By having the means to take pictures of anything and everything I actually think our observational skills have drastically declined. What we see now is immediate and looking to the side is a novel concept. The unusual becomes usual and uninteresting. There’s very little context to a lot of pictures I see now other than the obvious “I was here and needed to document that.”
I’m not going to say that before smart phones every picture taken was something of a definable high quality, but I think the noise to signal ratio was far more weighted to the latter. Hell, if you think back to film, you had to make every shot count because you had limited chances to get it right and you needed to save room for later. As a technological progression, I’m alright with the numerical limitation being removed, but it opens the flood gates and completely shifts that ratio to the former. We lose that critical eye and the need to ask “Is this the one?” for “So long as everyone is smiling this is a good picture.”
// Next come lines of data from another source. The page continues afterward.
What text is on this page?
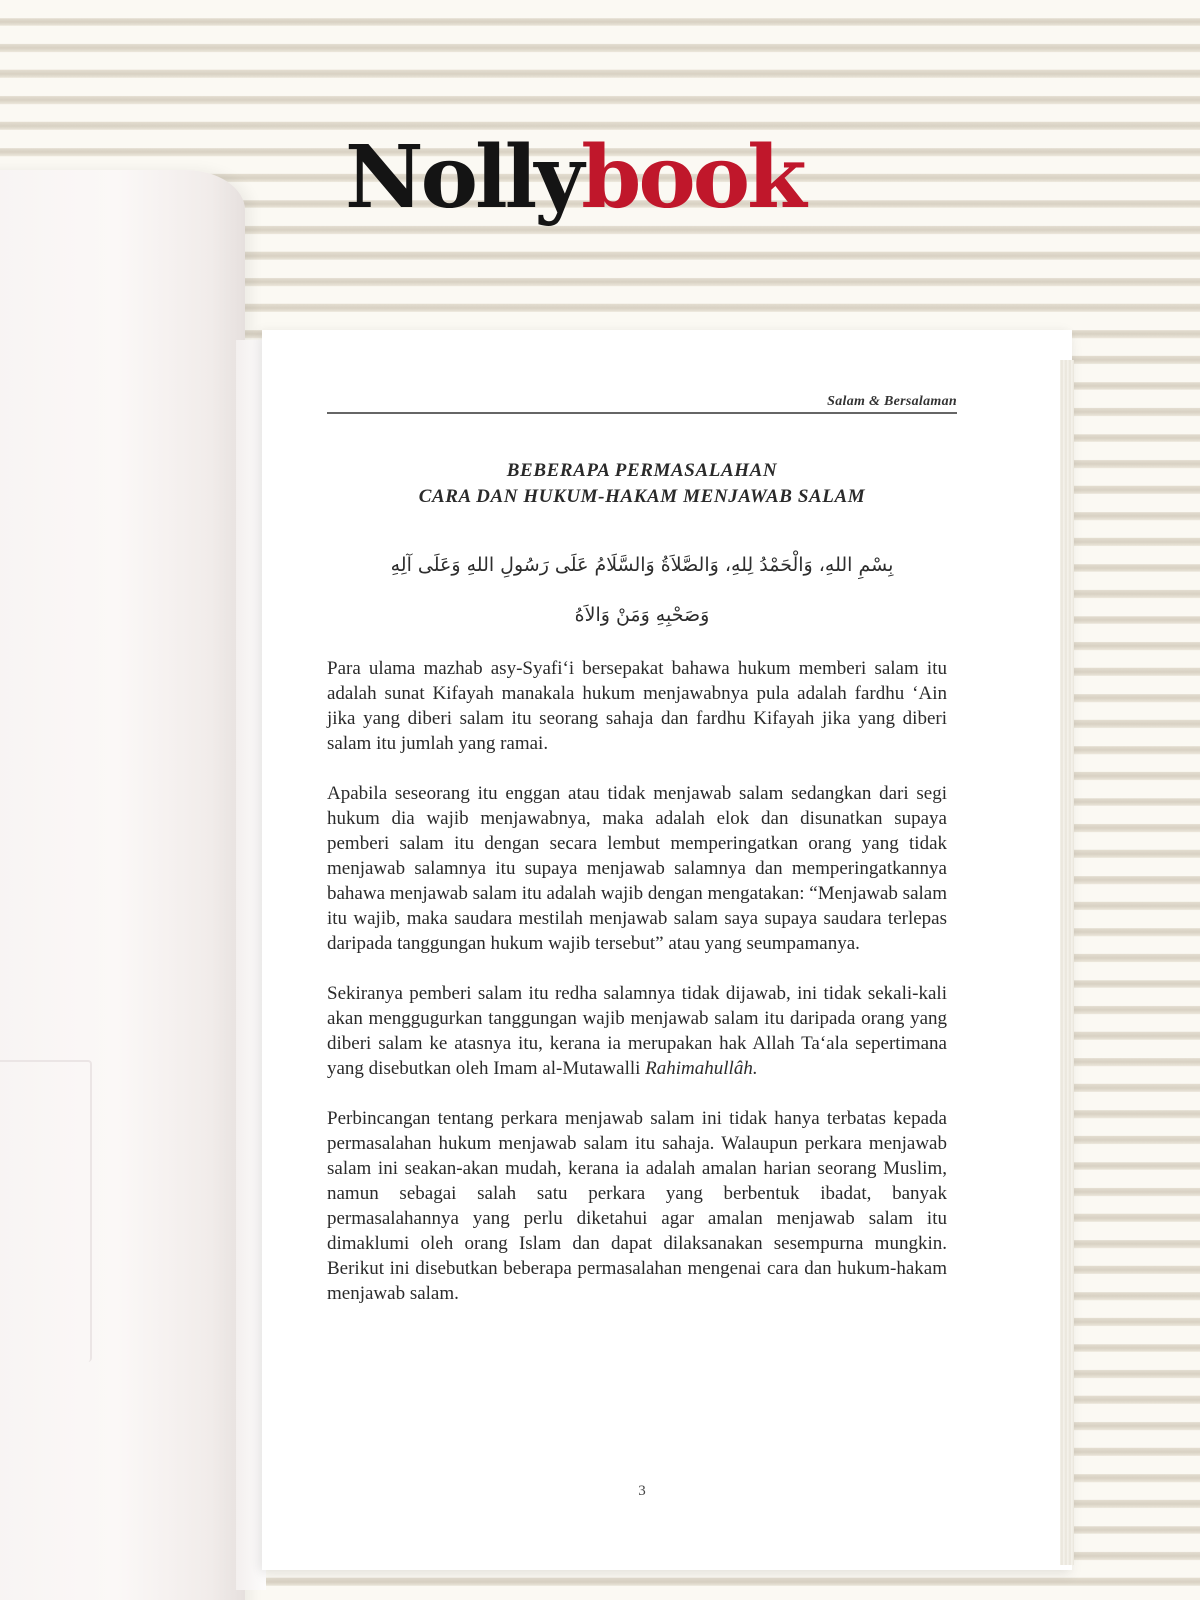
Nollybook
Salam & Bersalaman
BEBERAPA PERMASALAHAN
CARA DAN HUKUM-HAKAM MENJAWAB SALAM
بِسْمِ اللهِ، وَالْحَمْدُ لِلهِ، وَالصَّلاَةُ وَالسَّلَامُ عَلَى رَسُولِ اللهِ وَعَلَى آلِهِ
وَصَحْبِهِ وَمَنْ وَالاَهُ

Para ulama mazhab asy-Syafi‘i bersepakat bahawa hukum memberi salam itu adalah sunat Kifayah manakala hukum menjawabnya pula adalah fardhu ‘Ain jika yang diberi salam itu seorang sahaja dan fardhu Kifayah jika yang diberi salam itu jumlah yang ramai.

Apabila seseorang itu enggan atau tidak menjawab salam sedangkan dari segi hukum dia wajib menjawabnya, maka adalah elok dan disunatkan supaya pemberi salam itu dengan secara lembut memperingatkan orang yang tidak menjawab salamnya itu supaya menjawab salamnya dan memperingatkannya bahawa menjawab salam itu adalah wajib dengan mengatakan: “Menjawab salam itu wajib, maka saudara mestilah menjawab salam saya supaya saudara terlepas daripada tanggungan hukum wajib tersebut” atau yang seumpamanya.

Sekiranya pemberi salam itu redha salamnya tidak dijawab, ini tidak sekali-kali akan menggugurkan tanggungan wajib menjawab salam itu daripada orang yang diberi salam ke atasnya itu, kerana ia merupakan hak Allah Ta‘ala sepertimana yang disebutkan oleh Imam al-Mutawalli Rahimahullâh.

Perbincangan tentang perkara menjawab salam ini tidak hanya terbatas kepada permasalahan hukum menjawab salam itu sahaja. Walaupun perkara menjawab salam ini seakan-akan mudah, kerana ia adalah amalan harian seorang Muslim, namun sebagai salah satu perkara yang berbentuk ibadat, banyak permasalahannya yang perlu diketahui agar amalan menjawab salam itu dimaklumi oleh orang Islam dan dapat dilaksanakan sesempurna mungkin. Berikut ini disebutkan beberapa permasalahan mengenai cara dan hukum-hakam menjawab salam.

3
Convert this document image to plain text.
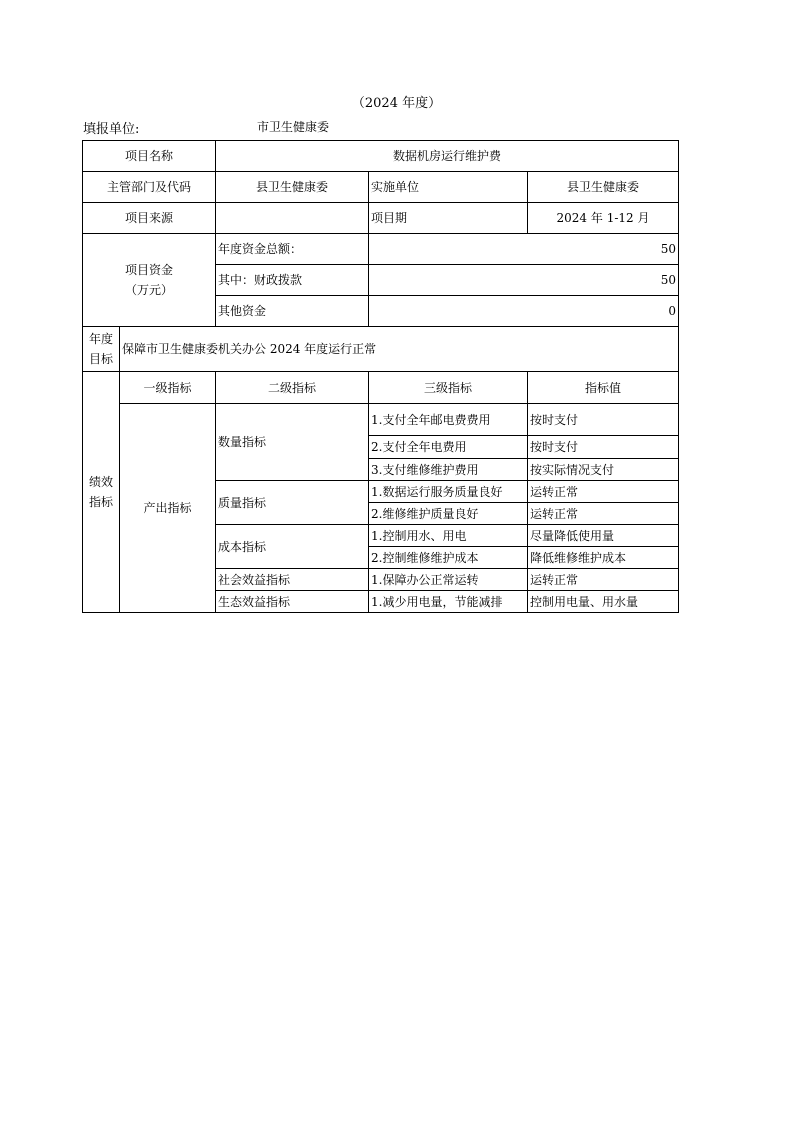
（2024 年度）
填报单位:	市卫生健康委
项目名称		数据机房运行维护费		
主管部门及代码		县卫生健康委	实施单位	县卫生健康委
项目来源			项目期	2024 年 1-12 月

项目资金
（万元）		年度资金总额：	50	
		其中：财政拨款	50	
		其他资金	0	
年度目标	保障市卫生健康委机关办公 2024 年度运行正常			
绩效指标	一级指标	二级指标	三级指标	指标值
	产出指标	数量指标	1.支付全年邮电费费用	按时支付
			2.支付全年电费用	按时支付
			3.支付维修维护费用	按实际情况支付
		质量指标	1.数据运行服务质量良好	运转正常
			2.维修维护质量良好	运转正常
		成本指标	1.控制用水、用电	尽量降低使用量
			2.控制维修维护成本	降低维修维护成本
		社会效益指标	1.保障办公正常运转	运转正常
		生态效益指标	1.减少用电量，节能减排	控制用电量、用水量
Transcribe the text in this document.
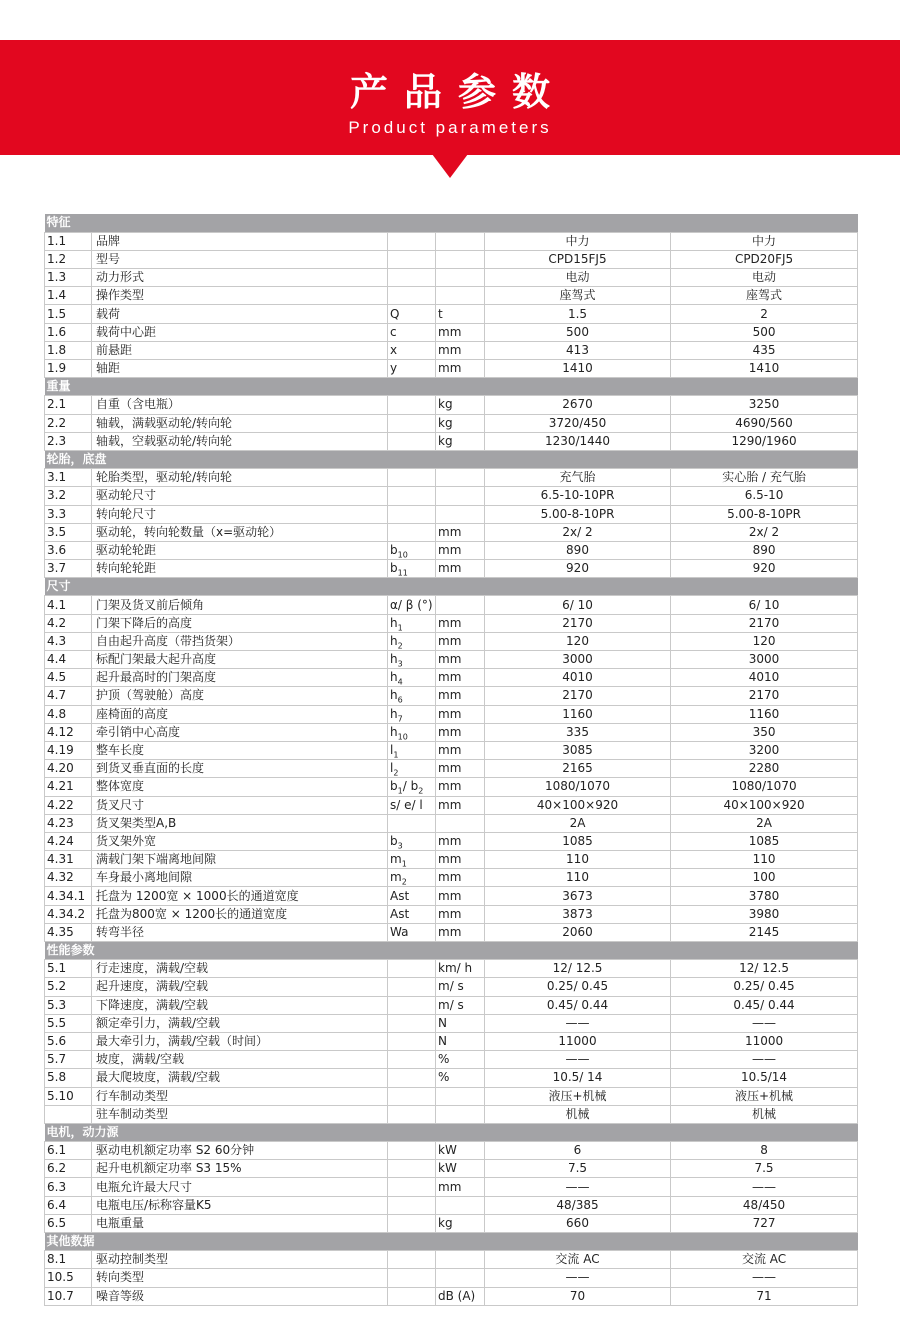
产品参数
Product parameters
特征					
1.1	品牌			中力	中力
1.2	型号			CPD15FJ5	CPD20FJ5
1.3	动力形式			电动	电动
1.4	操作类型			座驾式	座驾式
1.5	载荷	Q	t	1.5	2
1.6	载荷中心距	c	mm	500	500
1.8	前悬距	x	mm	413	435
1.9	轴距	y	mm	1410	1410
重量					
2.1	自重（含电瓶）		kg	2670	3250
2.2	轴载，满载驱动轮/转向轮		kg	3720/450	4690/560
2.3	轴载，空载驱动轮/转向轮		kg	1230/1440	1290/1960
轮胎，底盘					
3.1	轮胎类型，驱动轮/转向轮			充气胎	实心胎 / 充气胎
3.2	驱动轮尺寸			6.5-10-10PR	6.5-10
3.3	转向轮尺寸			5.00-8-10PR	5.00-8-10PR
3.5	驱动轮，转向轮数量（x=驱动轮）		mm	2x/ 2	2x/ 2
3.6	驱动轮轮距	$b_{10}$	mm	890	890
3.7	转向轮轮距	$b_{11}$	mm	920	920
尺寸					
4.1	门架及货叉前后倾角	α/ β (°)		6/ 10	6/ 10
4.2	门架下降后的高度	$h_1$	mm	2170	2170
4.3	自由起升高度（带挡货架）	$h_2$	mm	120	120
4.4	标配门架最大起升高度	$h_3$	mm	3000	3000
4.5	起升最高时的门架高度	$h_4$	mm	4010	4010
4.7	护顶（驾驶舱）高度	$h_6$	mm	2170	2170
4.8	座椅面的高度	$h_7$	mm	1160	1160
4.12	牵引销中心高度	$h_{10}$	mm	335	350
4.19	整车长度	$l_1$	mm	3085	3200
4.20	到货叉垂直面的长度	$l_2$	mm	2165	2280
4.21	整体宽度	$b_1/$ $b_2$	mm	1080/1070	1080/1070
4.22	货叉尺寸	s/ e/ l	mm	40×100×920	40×100×920
4.23	货叉架类型A,B			2A	2A
4.24	货叉架外宽	$b_3$	mm	1085	1085
4.31	满载门架下端离地间隙	$m_1$	mm	110	110
4.32	车身最小离地间隙	$m_2$	mm	110	100
4.34.1	托盘为 1200宽 × 1000长的通道宽度	Ast	mm	3673	3780
4.34.2	托盘为800宽 × 1200长的通道宽度	Ast	mm	3873	3980
4.35	转弯半径	Wa	mm	2060	2145
性能参数					
5.1	行走速度，满载/空载		km/ h	12/ 12.5	12/ 12.5
5.2	起升速度，满载/空载		m/ s	0.25/ 0.45	0.25/ 0.45
5.3	下降速度，满载/空载		m/ s	0.45/ 0.44	0.45/ 0.44
5.5	额定牵引力，满载/空载		N	——	——
5.6	最大牵引力，满载/空载（时间）		N	11000	11000
5.7	坡度，满载/空载		%	——	——
5.8	最大爬坡度，满载/空载		%	10.5/ 14	10.5/14
5.10	行车制动类型			液压+机械	液压+机械
	驻车制动类型			机械	机械
电机，动力源					
6.1	驱动电机额定功率 S2 60分钟		kW	6	8
6.2	起升电机额定功率 S3 15%		kW	7.5	7.5
6.3	电瓶允许最大尺寸		mm	——	——
6.4	电瓶电压/标称容量K5			48/385	48/450
6.5	电瓶重量		kg	660	727
其他数据					
8.1	驱动控制类型			交流 AC	交流 AC
10.5	转向类型			——	——
10.7	噪音等级		dB (A)	70	71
It’s hard to entirely say though that everyone having access to high quality pictures is a strictly bad thing as it does mean more memories can be forged, but that doesn’t change the mass of noise that’s created. Nor do I want to have a snobbish attitude of “Why are you taking a selfie? It’s so pointless!” because something being fun is usually enough of a justification to do it, but in a lot of cases there doesn’t seem to be much consideration for the following step apart from what filter to apply and if it’s going to be shared on Facebook, Twitter or Instagram first.
And here’s the main thing I see, especially given the fact I work with children a fair amount of time; the people who grew up without knowing the limitation to taking a picture are capturing everything, but in doing so aren’t really capturing anything at all. That this then gets shared online without a real education for the impacts that carries means that so many people are putting out a lot of information about themselves into the world without really thinking that they’re doing it. As I joked with someone, “On the plus side, in the future it won’t really be scandal to have a silly photo of you from your past be brought up given that everyone will have one and it won’t be a big deal.”
Whenever I go to any sort of party I know that really, I don’t need my camera with me because almost everyone else will be able to take a picture and they can just share it. The likelihood I’ll want a picture of something someone else won’t is so small that I’m not too worried about missing anything and it allows me to enjoy and experience what it is first-hand. It can become so easy to view life through a screen that blurs out the noise around without realising that you’re just adding to the noise in a different way. We’re so engaged in documenting everything that we forget to actually experience it first. It’s the simulation of a lot of modern life.
So here’s my parting shot, no direct conclusion, but instead a challenge for you. Take one less picture a day. Let your mind waver for just a second before you decide to snap something. One a day, shouldn’t be too hard, right?